CUDA Events

Overview

  • Time: 30 min

  1. Learn about CUDA events and their usage.

  2. Understand how to measure elapsed time using CUDA events.

CUDA events are a powerful feature that allows you to measure the time taken by operations on the GPU. They can be used to synchronize between different streams and to profile the performance of your CUDA applications. Events are lightweight and provide a way to track the completion of operations without blocking the CPU.

CUDA Event Basics

CUDA Events

CUDA events are used to mark points in time in your CUDA application. They can be created, recorded, and queried to determine when certain operations have completed. Events can be used to measure the elapsed time between two points in your code, which is useful for performance profiling. CUDA events are created using the cudaEventCreate function, and you can record an event using cudaEventRecord.

 1cudaEvent_t start, stop;
 2cudaEventCreate(&start);
 3cudaEventCreate(&stop);
 4
 5// Record the start event
 6cudaEventRecord(start, 0);
 7
 8// Perform some GPU operations here
 9
10// Record the stop event
11cudaEventRecord(stop, 0);
12
13// Wait for the stop event to complete
14cudaEventSynchronize(stop);
15
16float milliseconds = 0;
17cudaEventElapsedTime(&milliseconds, start, stop);
18printf("Elapsed time: %f ms\n", milliseconds);

Cross stream Synchronization

CUDA events can also be used for cross-stream synchronization. When you record an event in one stream, it can be waited on in another stream. This allows you to synchronize operations across different streams without blocking the CPU.

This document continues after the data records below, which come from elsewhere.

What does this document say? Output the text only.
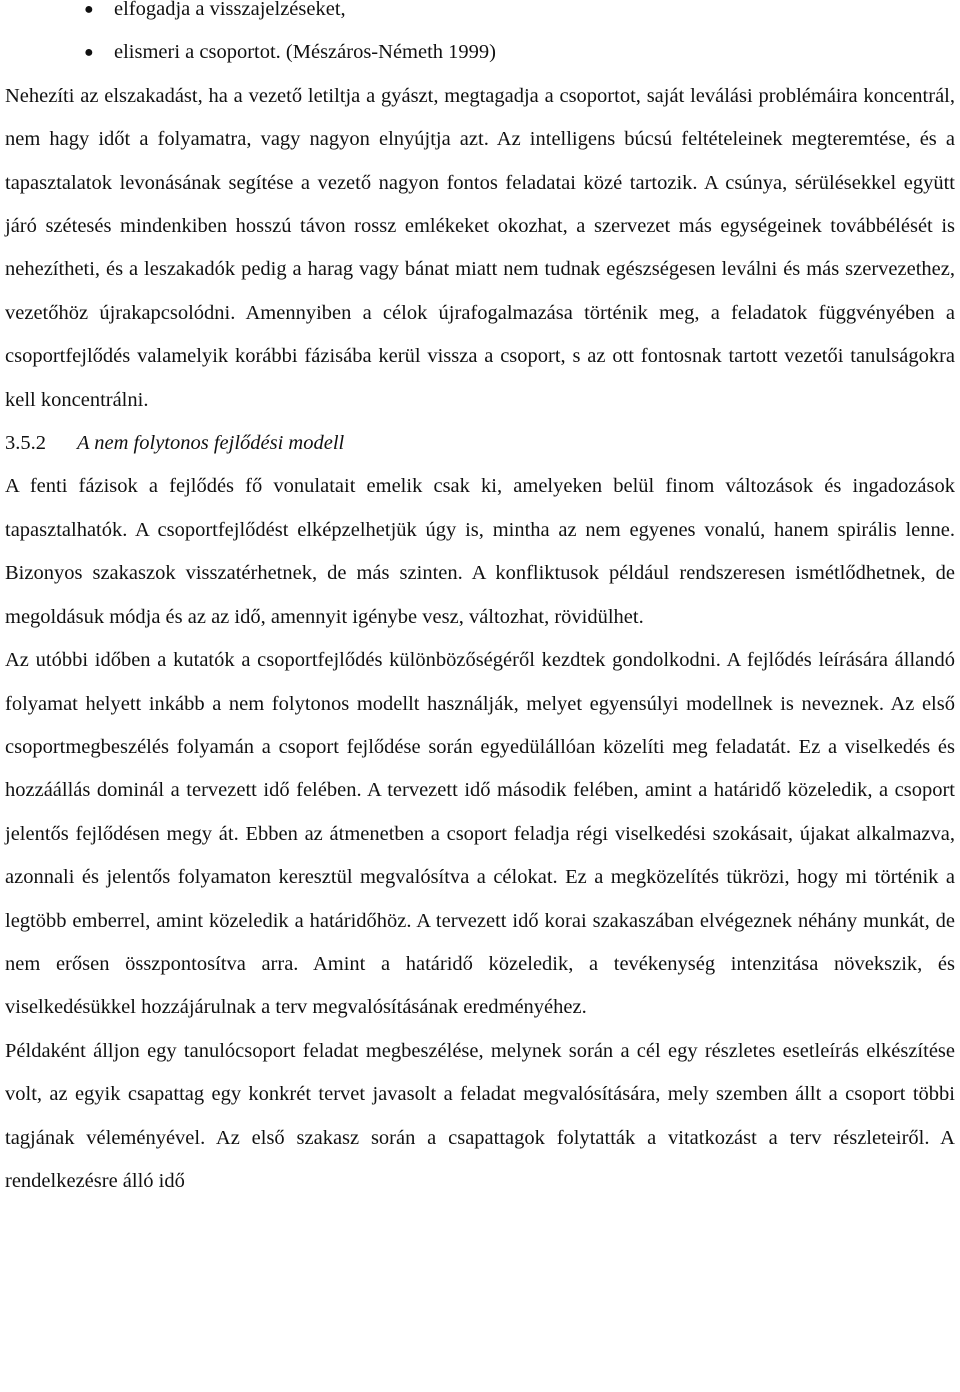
● elfogadja a visszajelzéseket,
● elismeri a csoportot. (Mészáros-Németh 1999)

Nehezíti az elszakadást, ha a vezető letiltja a gyászt, megtagadja a csoportot, saját leválási problémáira koncentrál, nem hagy időt a folyamatra, vagy nagyon elnyújtja azt. Az intelligens búcsú feltételeinek megteremtése, és a tapasztalatok levonásának segítése a vezető nagyon fontos feladatai közé tartozik. A csúnya, sérülésekkel együtt járó szétesés mindenkiben hosszú távon rossz emlékeket okozhat, a szervezet más egységeinek továbbélését is nehezítheti, és a leszakadók pedig a harag vagy bánat miatt nem tudnak egészségesen leválni és más szervezethez, vezetőhöz újrakapcsolódni. Amennyiben a célok újrafogalmazása történik meg, a feladatok függvényében a csoportfejlődés valamelyik korábbi fázisába kerül vissza a csoport, s az ott fontosnak tartott vezetői tanulságokra kell koncentrálni.

3.5.2 A nem folytonos fejlődési modell

A fenti fázisok a fejlődés fő vonulatait emelik csak ki, amelyeken belül finom változások és ingadozások tapasztalhatók. A csoportfejlődést elképzelhetjük úgy is, mintha az nem egyenes vonalú, hanem spirális lenne. Bizonyos szakaszok visszatérhetnek, de más szinten. A konfliktusok például rendszeresen ismétlődhetnek, de megoldásuk módja és az az idő, amennyit igénybe vesz, változhat, rövidülhet.

Az utóbbi időben a kutatók a csoportfejlődés különbözőségéről kezdtek gondolkodni. A fejlődés leírására állandó folyamat helyett inkább a nem folytonos modellt használják, melyet egyensúlyi modellnek is neveznek. Az első csoportmegbeszélés folyamán a csoport fejlődése során egyedülállóan közelíti meg feladatát. Ez a viselkedés és hozzáállás dominál a tervezett idő felében. A tervezett idő második felében, amint a határidő közeledik, a csoport jelentős fejlődésen megy át. Ebben az átmenetben a csoport feladja régi viselkedési szokásait, újakat alkalmazva, azonnali és jelentős folyamaton keresztül megvalósítva a célokat. Ez a megközelítés tükrözi, hogy mi történik a legtöbb emberrel, amint közeledik a határidőhöz. A tervezett idő korai szakaszában elvégeznek néhány munkát, de nem erősen összpontosítva arra. Amint a határidő közeledik, a tevékenység intenzitása növekszik, és viselkedésükkel hozzájárulnak a terv megvalósításának eredményéhez.

Példaként álljon egy tanulócsoport feladat megbeszélése, melynek során a cél egy részletes esetleírás elkészítése volt, az egyik csapattag egy konkrét tervet javasolt a feladat megvalósítására, mely szemben állt a csoport többi tagjának véleményével. Az első szakasz során a csapattagok folytatták a vitatkozást a terv részleteiről. A rendelkezésre álló idő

 1cudaStream_t stream1, stream2;
 2cudaStreamCreate(&stream1);
 3cudaStreamCreate(&stream2);
 4
 5cudaEvent_t event;
 6cudaEventCreate(&event);
 7
 8// Record an event in stream1
 9cudaEventRecord(event, stream1);
10
11// Perform some operations in stream1
12kernel1<<<blocks, threads, 0, stream1>>>(...);
13
14// Wait for the event in stream2
15cudaStreamWaitEvent(stream2, event, 0);
16
17// Perform some operations in stream2 that depend on the completion of stream1
18kernel2<<<blocks, threads, 0, stream2>>>(...);
19
20// Cleanup
21cudaEventDestroy(event);
22cudaStreamDestroy(stream1);
23cudaStreamDestroy(stream2);

Explanation

cudaStreamWaitEvent is used to make a stream wait for an event recorded in another stream.

Timiming events across streams

When timing events across streams, you can record events in one stream and then wait for those events in another stream. This allows you to measure the time taken by operations in different streams without blocking the CPU.

 1cudaStream_t stream1, stream2;
 2cudaStreamCreate(&stream1);
 3cudaStreamCreate(&stream2);
 4
 5cudaEvent_t start, stop;
 6cudaEventCreate(&start);
 7cudaEventCreate(&stop);
 8
 9// Record the start event in stream1
10cudaEventRecord(start, stream1);
11
12// Perform some operations in stream1
13kernel1<<<blocks, threads, 0, stream1>>>(...);
14
15// Record the stop event in stream2
16cudaEventRecord(stop, stream2);
17
18// Wait for the stop event to complete
19cudaEventSynchronize(start);
20cudaEventSynchronize(stop);
21
22float milliseconds = 0;
23cudaEventElapsedTime(&milliseconds, start, stop);
24printf("Elapsed time across streams: %f ms\n", milliseconds);

Important

  1. You cannot use an event recorded in one stream to measure the execution time of operations that occur in another stream unless you enforce proper synchronization.

  2. If streams are non-blocking and concurrent, incorrect usage may lead to race conditions or invalid timings.

Key Points

  1. CUDA events are used to measure elapsed time and synchronize operations across streams.

  2. Events can be created, recorded, and queried to determine the completion of operations.

  3. Cross-stream synchronization is achieved using cudaStreamWaitEvent.

  4. Timing events across streams requires careful synchronization to ensure accurate measurements.

  5. Events are lightweight and do not block the CPU, making them suitable for performance profiling.